Jewish? Will? ummm...not unless his whole family has been hiding a major secret all these years and the only code was the star on his always-worn converse shoes, and I would say Pastor Wagler did a great job of finding a cover. But now, I think he's ready to cross over. Reform only because he could never be kosher.

I wondered where Nicki got all of her lovers. Nicki could look somewhat mousy but must have been a tiger in bed, for her Secret Service lovers to hunt her down from all over the U.S. She showed me photos and I wondered where she was finding these men--they were all intelligence, secret service, government guys who were tall and goodlooking and just wanted a one-nighter. The ties that bind. And then she helped Will hunt down his lovers. That was certainly interesting. Ms. Vienna Swallows and there was probably a Ms. Alexandria Ass and maybe a Ms. D.C. Deepthroat.

I guess I was Ms. Jr. High Fantasy Conquest. Nice. Nice how he was "there" for me when I the babies were dying in the hospital and I was alone, too. That was something to treasure forever.

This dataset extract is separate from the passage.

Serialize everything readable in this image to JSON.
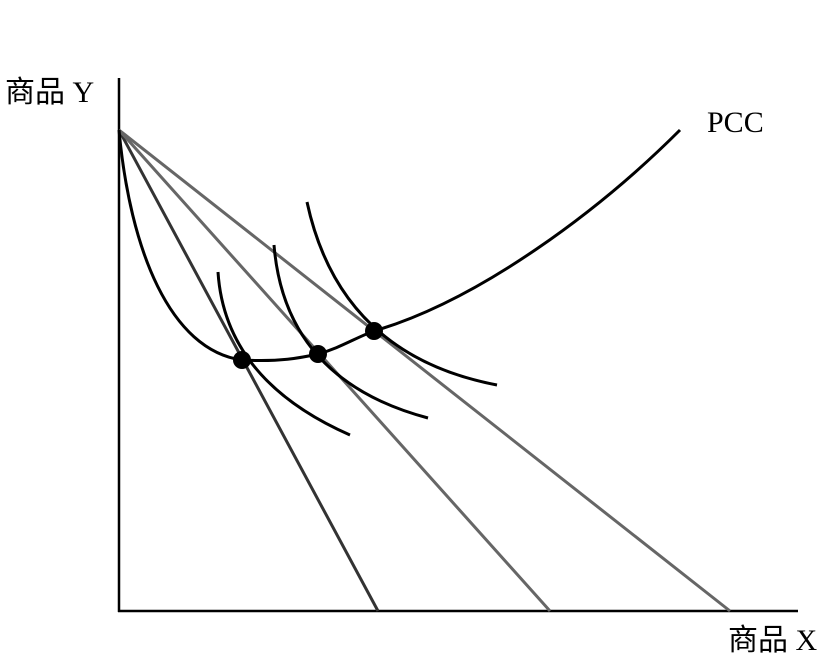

You can take your fucking music, your fucking "Purple Rain" song and shove it up your ass. You listen to that song sometime, a song full of sad and sorry excuses, and think about what really happened and what it was about...It was about your own selfish fucking interests and conquest. You played me, and you knew how to play me and you did it knowingly and then wanted it to be in secret. Secret from Jewish Girlfriend, Secret from Nicki Spiderwoman Partner, and Secret from the FBI, and Secret From the World. You want what you want, when you want, on your time, your dime, however you want it is the way YOU want it.

Purple Rain. You think you are a king. You are the king of the fucking sorry swinger jungle.

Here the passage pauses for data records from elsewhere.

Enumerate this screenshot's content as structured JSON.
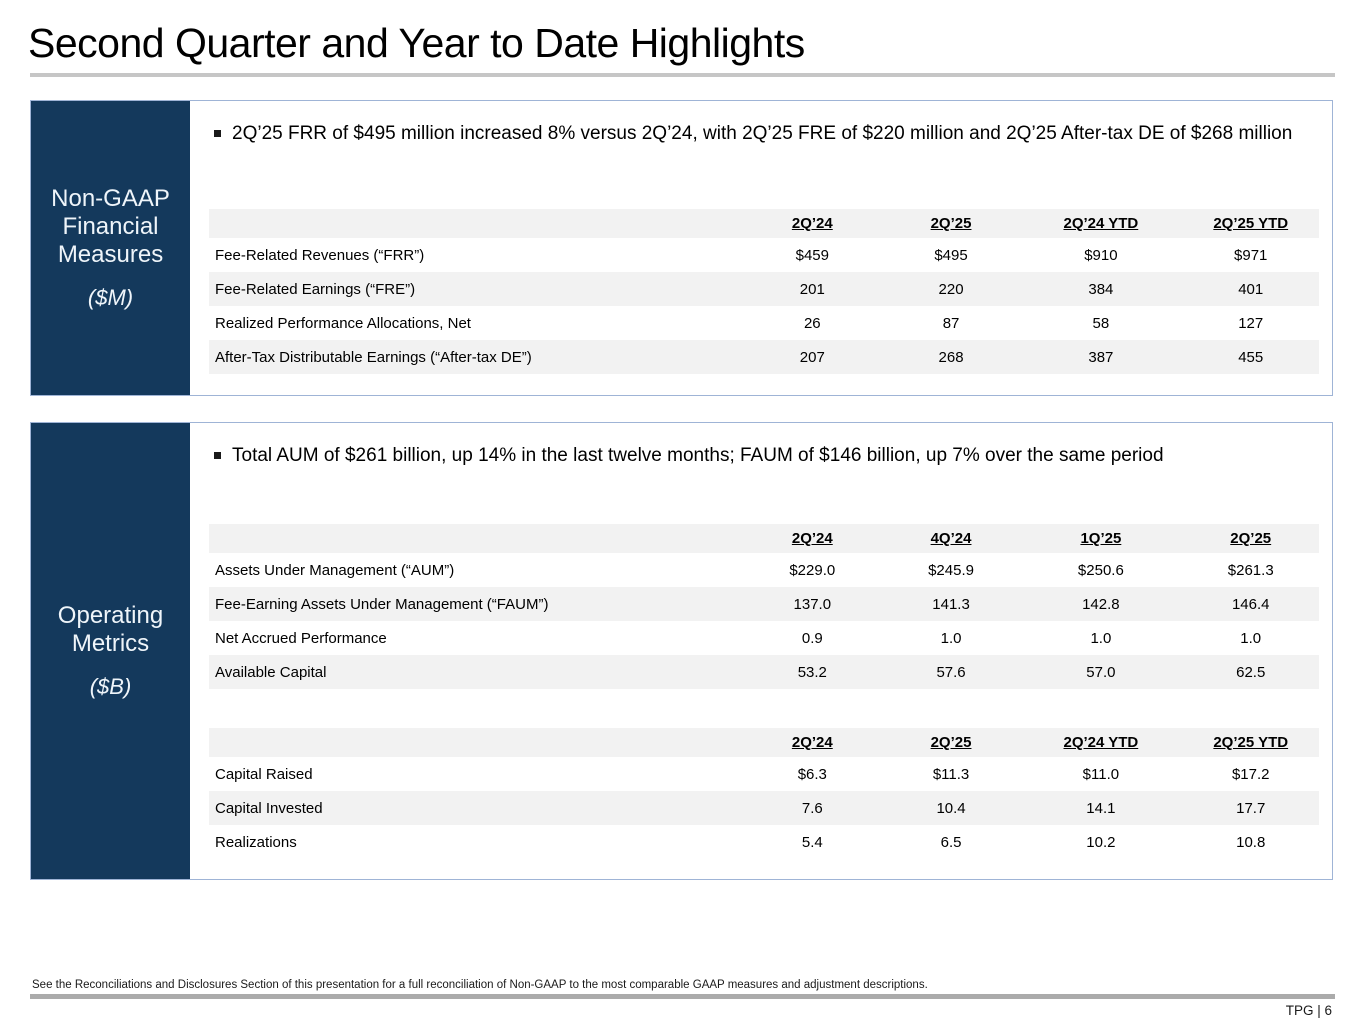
{
  "slide": {
    "title": "Second Quarter and Year to Date Highlights",
    "footnote": "See the Reconciliations and Disclosures Section of this presentation for a full reconciliation of Non-GAAP to the most comparable GAAP measures and adjustment descriptions.",
    "page_label": "TPG | 6"
  },
  "colors": {
    "navy_sidebar": "#14395C",
    "panel_border": "#9FB4D6",
    "row_stripe": "#F2F2F2",
    "divider_gray": "#C6C6C6"
  },
  "sections": [
    {
      "label_lines": [
        "Non-GAAP",
        "Financial",
        "Measures"
      ],
      "unit": "($M)",
      "bullet": "2Q’25 FRR of $495 million increased 8% versus 2Q’24, with 2Q’25 FRE of $220 million and 2Q’25 After-tax DE of $268 million",
      "tables": [
        {
          "columns": [
            "2Q’24",
            "2Q’25",
            "2Q’24 YTD",
            "2Q’25 YTD"
          ],
          "rows": [
            {
              "label": "Fee-Related Revenues (“FRR”)",
              "values": [
                "$459",
                "$495",
                "$910",
                "$971"
              ]
            },
            {
              "label": "Fee-Related Earnings (“FRE”)",
              "values": [
                "201",
                "220",
                "384",
                "401"
              ]
            },
            {
              "label": "Realized Performance Allocations, Net",
              "values": [
                "26",
                "87",
                "58",
                "127"
              ]
            },
            {
              "label": "After-Tax Distributable Earnings (“After-tax DE”)",
              "values": [
                "207",
                "268",
                "387",
                "455"
              ]
            }
          ]
        }
      ]
    },
    {
      "label_lines": [
        "Operating",
        "Metrics"
      ],
      "unit": "($B)",
      "bullet": "Total AUM of $261 billion, up 14% in the last twelve months; FAUM of $146 billion, up 7% over the same period",
      "tables": [
        {
          "columns": [
            "2Q’24",
            "4Q’24",
            "1Q’25",
            "2Q’25"
          ],
          "rows": [
            {
              "label": "Assets Under Management (“AUM”)",
              "values": [
                "$229.0",
                "$245.9",
                "$250.6",
                "$261.3"
              ]
            },
            {
              "label": "Fee-Earning Assets Under Management (“FAUM”)",
              "values": [
                "137.0",
                "141.3",
                "142.8",
                "146.4"
              ]
            },
            {
              "label": "Net Accrued Performance",
              "values": [
                "0.9",
                "1.0",
                "1.0",
                "1.0"
              ]
            },
            {
              "label": "Available Capital",
              "values": [
                "53.2",
                "57.6",
                "57.0",
                "62.5"
              ]
            }
          ]
        },
        {
          "columns": [
            "2Q’24",
            "2Q’25",
            "2Q’24 YTD",
            "2Q’25 YTD"
          ],
          "rows": [
            {
              "label": "Capital Raised",
              "values": [
                "$6.3",
                "$11.3",
                "$11.0",
                "$17.2"
              ]
            },
            {
              "label": "Capital Invested",
              "values": [
                "7.6",
                "10.4",
                "14.1",
                "17.7"
              ]
            },
            {
              "label": "Realizations",
              "values": [
                "5.4",
                "6.5",
                "10.2",
                "10.8"
              ]
            }
          ]
        }
      ]
    }
  ]
}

And I am not EVEN DONE YET! There is no song to pacify me, there are no words which will make up for what has happened and what I have been through, and all the while, as I'm being assaulted and denied normal medical attention, and deprived of my son, I have the FUCKING CIA and FBI asking me to be a spy and trying to divert my attentionn to THEIR causes and interests, knowing full well they are so liable for so much FBI agent shit they should just stop digging and lie down and take a fucking NAP.

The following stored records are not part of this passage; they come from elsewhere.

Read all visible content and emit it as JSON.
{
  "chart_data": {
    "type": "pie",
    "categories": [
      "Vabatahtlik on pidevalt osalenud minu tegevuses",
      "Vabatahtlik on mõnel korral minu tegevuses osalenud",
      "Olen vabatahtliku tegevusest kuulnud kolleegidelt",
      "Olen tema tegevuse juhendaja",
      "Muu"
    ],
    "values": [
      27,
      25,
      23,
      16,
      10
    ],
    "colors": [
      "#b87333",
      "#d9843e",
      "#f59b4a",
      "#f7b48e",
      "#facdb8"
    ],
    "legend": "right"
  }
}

All this, and expecting ME to go back to Wenatchee with NOTHING, and just trapped, knowing all along what has been going on and thinking you can ignore it all and that I should jump through hoops I never should have been made to jump through.

GIVE ME MY SON or there will be more going online.

I will put every fucking photo of you, Chris/Will, online. You are useless to the CIA and FBI now. And I will put up all of the other shit I know unless I get my son back.

YOU FUCKED WITH ME and the FBI FUCKED WITH ME and I am going to FUCK YOU UP.

That's for my SON.

FUCKERS.

And for the fellow fuckers from the FBI and military who say I'm trashy and no-good and that this is proof, I was the only one, out of all of you, who took a drink out of his hand, or prayed for him when he was about to die because of your fucking agendas. I was the only one who really cared about his health or his life, so take your trash talk outside and tell it to Jesus.